The chain rattled above them as he waved her in. She glanced over her shoulder to see if anyone had noticed their actions. "Quick work."
"I've seen bathroom stalls with stronger doors."
The place was filled with the same secondhand furniture and threadbare carpet she remembered all too well, but it was tidier and actually cleaner. That came as a surprise. When she'd lived here, she'd been cook, housekeeper and maid. "He couldn't have picked up after himself before?"
she grumbled. Even when she'd come to stay for their Disneyland trip it'd been a mess.
Jonathan walked up behind her. "What'd you say?"
"Nothing." Nothing important. Sarcasm was just her way of dealing with the nostalgia rushing over her like a giant tidal wave, carrying her into the past. And now that she was home, she was faced with a new fear, one she hadn't allowed herself to feel so far. What if the father she pretended to hate wasn't even alive anymore? What if he'd overdosed or run his truck off a cliff?
The last words they'd said to each other would be the last words she'd ever get to say to him....
She should've called him back and done what she could to mend the rift. But she'd been trying so hard to gain Anton's approval, to be like him.
Normal. Successful. A regular suburban parent. She could keep up that facade only by remaining as disdainful of her father's weaknesses as Anton was.
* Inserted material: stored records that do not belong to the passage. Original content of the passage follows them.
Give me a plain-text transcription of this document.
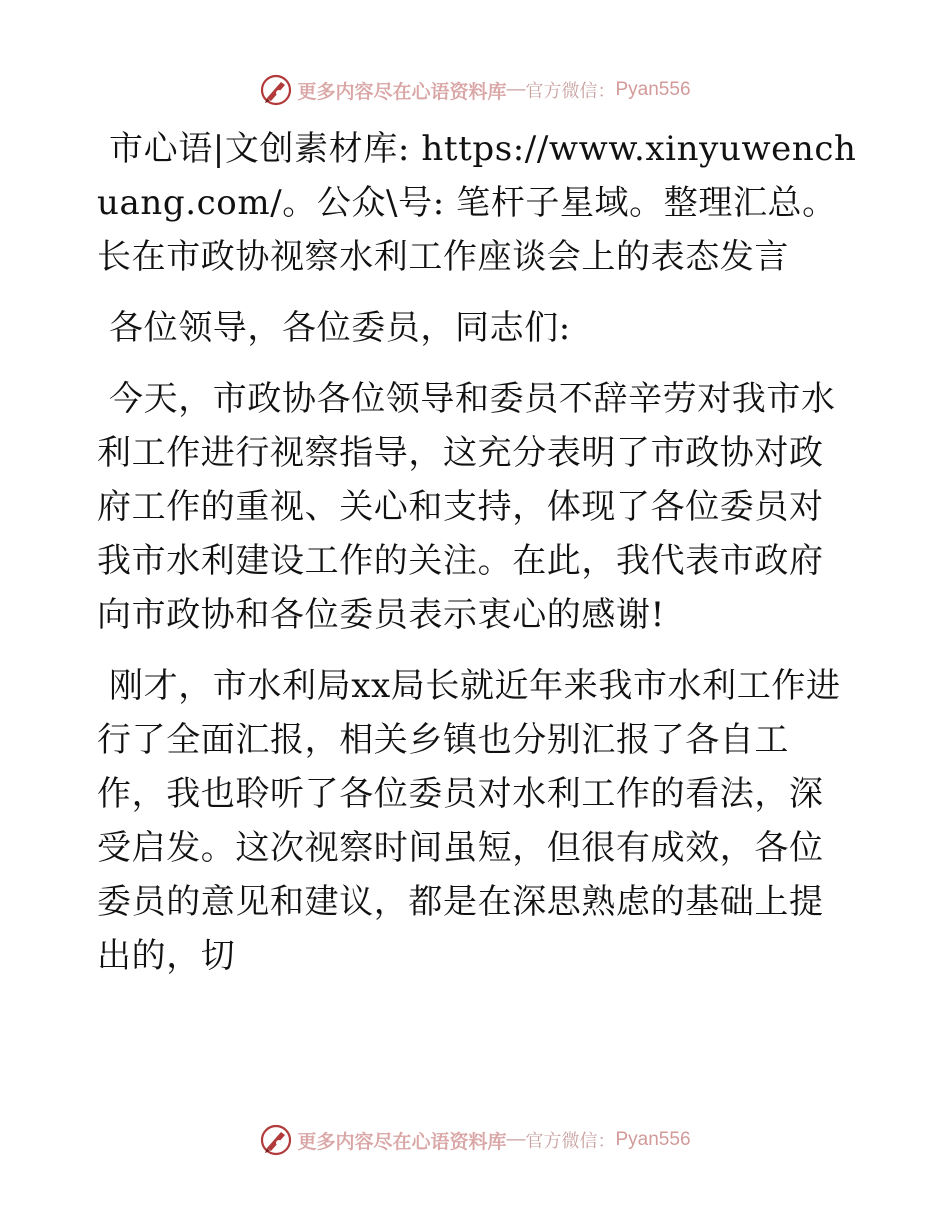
更多内容尽在心语资料库 — 官方微信： Pyan556

市心语|文创素材库: https://www.xinyuwenchuang.com/。公众\号: 笔杆子星域。整理汇总。长在市政协视察水利工作座谈会上的表态发言

各位领导，各位委员，同志们:

今天，市政协各位领导和委员不辞辛劳对我市水利工作进行视察指导，这充分表明了市政协对政府工作的重视、关心和支持，体现了各位委员对我市水利建设工作的关注。在此，我代表市政府向市政协和各位委员表示衷心的感谢!

刚才，市水利局xx局长就近年来我市水利工作进行了全面汇报，相关乡镇也分别汇报了各自工作，我也聆听了各位委员对水利工作的看法，深受启发。这次视察时间虽短，但很有成效，各位委员的意见和建议，都是在深思熟虑的基础上提出的，切

更多内容尽在心语资料库 — 官方微信： Pyan556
But now she felt as if she didn't know the person she'd become. Did she really want to be a carbon copy of Anton, or any of his family or friends? Most of them had no sympathy for the struggles people like the ones in this trailer park dealt with on a daily basis. Wasn't she one of them?
"Hey."
Blinking, Zoe shifted her attention to Jonathan. "Hmm?"
"If your father was hurt, or worse, you would've been notified."
She smiled at his understanding. He was so vital, and supportive in a nonjudgmental way. Nothing like her fiance. Somehow, Jonathan didn't have to resort to absolutes and a regimented routine to compensate for--
Stop it! Why was she thinking such unkind thoughts about Anton?
Because she blamed him for Sam's being gone?
That wasn't fair.
Somehow she'd always been able to cope. But she couldn't cope with this....
Suddenly the obvious occurred to her. Although Ely had long since paid off the trailer, he didn't own the piece of ground beneath it. He had to pay a monthly fee for the space; everyone in the park did. "Someone's keeping up with the rent or there would've been notices on the door," she said.
Jonathan flipped a switch and the light came on. "The utilities haven't been turned off, either. Where does he get his mail? If we can find out the last time he picked it up, that might give us some answers."
"It used to come through the slot next to the front door. But a few years ago, the post office put a bank of boxes out by the street. I saw them when I visited nearly two years ago." With Sam. When they'd gone to Disneyland and had such a great time--until Ely went out afterward and came home stinking drunk, hollering about how he never got to see them anymore. She'd dragged Samantha out of bed and they'd left before dawn.